I’m not going to deplore the advances in technology. I could never have imagined, all those years ago, that so much information could ever be so readily available while holding a small device in the palm of our hands. Nor can I even begin to fathom what might lie ahead.
But I am sad that too many will miss the wonder of all those books, and a sweet, smiling lady at her desk calling their name and saying “I’m so glad you came in today because I have just the book for you.”
If you have a Mrs. Hammann in your local library, give her a hug.
All of us on this blog admit to being voracious readers as children. We’ve all been caught for reading when we shouldn’t have or staying up too late to reach “the end”.
As a child, I felt lucky that our local library was at the end of our block. It was wonderful to run down to the corner to check out the next book in a series…or to rush a stack of books back before the due date to avoid fines.
I will always remember Mrs. Dunn…our librarian from Scotland. She was a cheerful woman with a delightful accent who clearly loved her job and also encouraged kids to be in the library often. She ran activities for children every Saturday morning…and it only cost a quarter to participate! During this time, we often made crafts or sometimes she put on a puppet show. Or for a real treat, she would run a movie on an 8mm reel projector since no one had VHS machines yet! (Boy, do I feel old!).

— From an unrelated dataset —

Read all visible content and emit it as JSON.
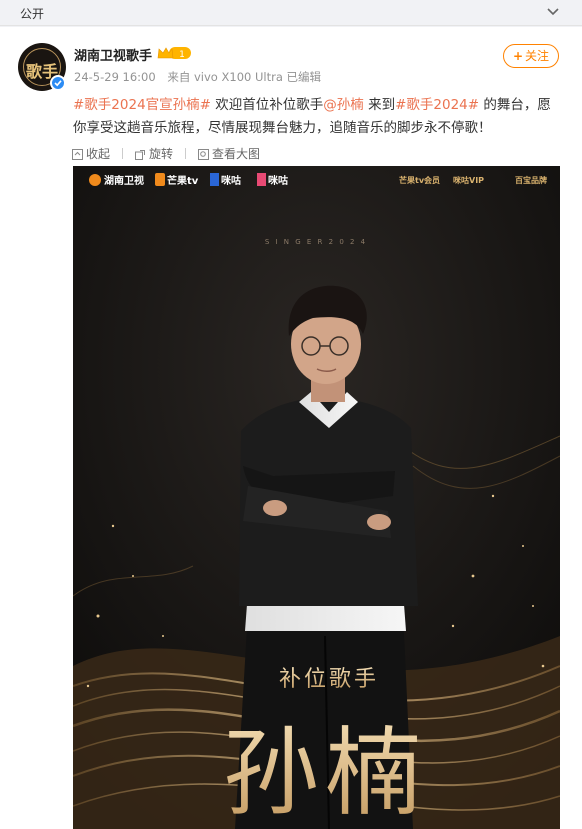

Many of the neighbourhood kids joined the fun and we felt a part of a community in that little library. Mrs. Dunn took many pictures and kept a stack of photo albums with us showing off our creations or participating in activities.
A few years ago, the city tore down the original building and built a new one across the street. The new library is beautiful and spacious
with tall windows. I’m glad it remains in a residential neighbourhood so kids can still get there by walking or biking. But I’ll always miss the quaint little building that housed so many memories that Mrs. Dunn help make!
Did you ever attend story time or craft time at your library?
We’re talking about libraries and librarians this week and I’d like to show you around the St. Joseph Downtown Library. In a town full of neat old buildings, I think it’s one of the coolest.
This photo shows the front lobby and circulation desk.
Here’s the view from the top of the skylight: Too cool!
I used to work just a block from the library and sometimes on lunch break I’d slip over to the reference room to read or browse books. My favorite part is the book balcony. The balcony filled with stacks is visible as you enter the lobby. And the floor is made of glass!
With my Kindle electronic reader, I don’t go to the library as much as I used to, but this summer I went to the kids section to check out some Laura Ingalls Wilder books. It was like visiting an old friend and we picked up right where we’d left off.
And when I needed photos taken, the Downtown Library was the perfect place for this writer.